In [1]:
import pandas as pd 
import numpy as np 
import joblib
import string
from stemming.porter2 import stem
from nltk.corpus import stopwords
import operator

### Download the database with one row for each publication

In [2]:
df = pd.read_csv("../2_Treatment_database/output/database_one_row_each_paper.csv")
print( "Loaded %d X %d dataframe with unique papers" % (len(df), len(df.columns) ))

Loaded 4691 X 16 dataframe with unique papers


### Preprocess the abstracts

Transform abstracts in lower cases

In [3]:
abstracts = df['abstract'].str.lower().to_list()

Remove punctuation and replace it by on white space and then replace double white by one white space

In [4]:
string.punctuation =  string.punctuation + '’—☆–−()()©“”‘'
table_remove_punct_white_space = str.maketrans(string.punctuation, ' '*len(string.punctuation))
abstracts = [abstract.translate(table_remove_punct_white_space) for abstract in abstracts]
abstracts = [' '.join(abstract.split()) for abstract in abstracts]

Define stopwords 
* nltk stopwords
* countries and demonyms 

In [5]:
nltk_stopwords = list(set(stopwords.words('english')))

In [6]:
countriesPath = "../0_Reference_files/UNSD_database.csv"
countries_df = pd.read_csv(countriesPath)
countries_list = countries_df['Country0'].tolist()
demonym1_list = countries_df['Demonym1'][countries_df['Demonym1'].notnull()].tolist()
demonym2_list = countries_df['Demonym2'][countries_df['Demonym2'].notnull()].tolist()
names_list = countries_list + demonym1_list + demonym2_list

In [7]:
names_list = [str(name).lower().translate(table_remove_punct_white_space) for name in names_list]
names_list = [' '.join(name.split()) for name in names_list]
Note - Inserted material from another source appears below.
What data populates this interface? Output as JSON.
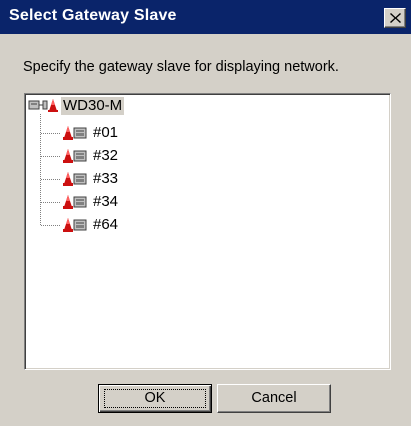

Remove names that are not single word

In [8]:
not_single = [name for name in names_list
                     if (len(name)>3 & len(name.split())>1)]

In [9]:
l = [''] *len(not_single)

In [10]:
trans = {name:delet for name,delet in zip(not_single,l)}

In [11]:
for a, b in trans.items():
    for i in range(len(abstracts)):
        abstracts[i] = abstracts[i].replace(a, b)

In [12]:
custom_stopwords = nltk_stopwords + names_list

Remove stopwords and group words by stem :

In [13]:
abstracts = [" ".join([stem(word) for word in abstract.split(" ") 
                       if ((word not in custom_stopwords) & (len(word)>2))]) for abstract in abstracts]

Remove stem stopwords 
* synonyms of mitigation
* that appeared useless after topic modeling experiences:

In [14]:
stem_stopwords = ['mitig','carbon','decarbonis','decarbon','co2','ghg','greenhous','gas','emiss','reduc','reduct']
stem_stopwords += ['million','ton','billion','proceed','paper','data','present','result','studi','describ','also','base','explor','analys','analyz','elsevi']

In [15]:
abstracts = [" ".join([stem for stem in abstract.split(" ") if stem not in stem_stopwords]) for abstract in abstracts]

Remove digits

In [16]:
abstracts =[" ".join([stem for stem in abstract.split(" ") if not stem.isdigit()]) for abstract in abstracts]

Save processed abstracts

In [17]:
abstract_prepro = pd.DataFrame(abstracts, columns = ['abstracts_prepro'])

In [18]:
abstract_prepro.to_csv("./interm/processed_abstracts.csv",index=False)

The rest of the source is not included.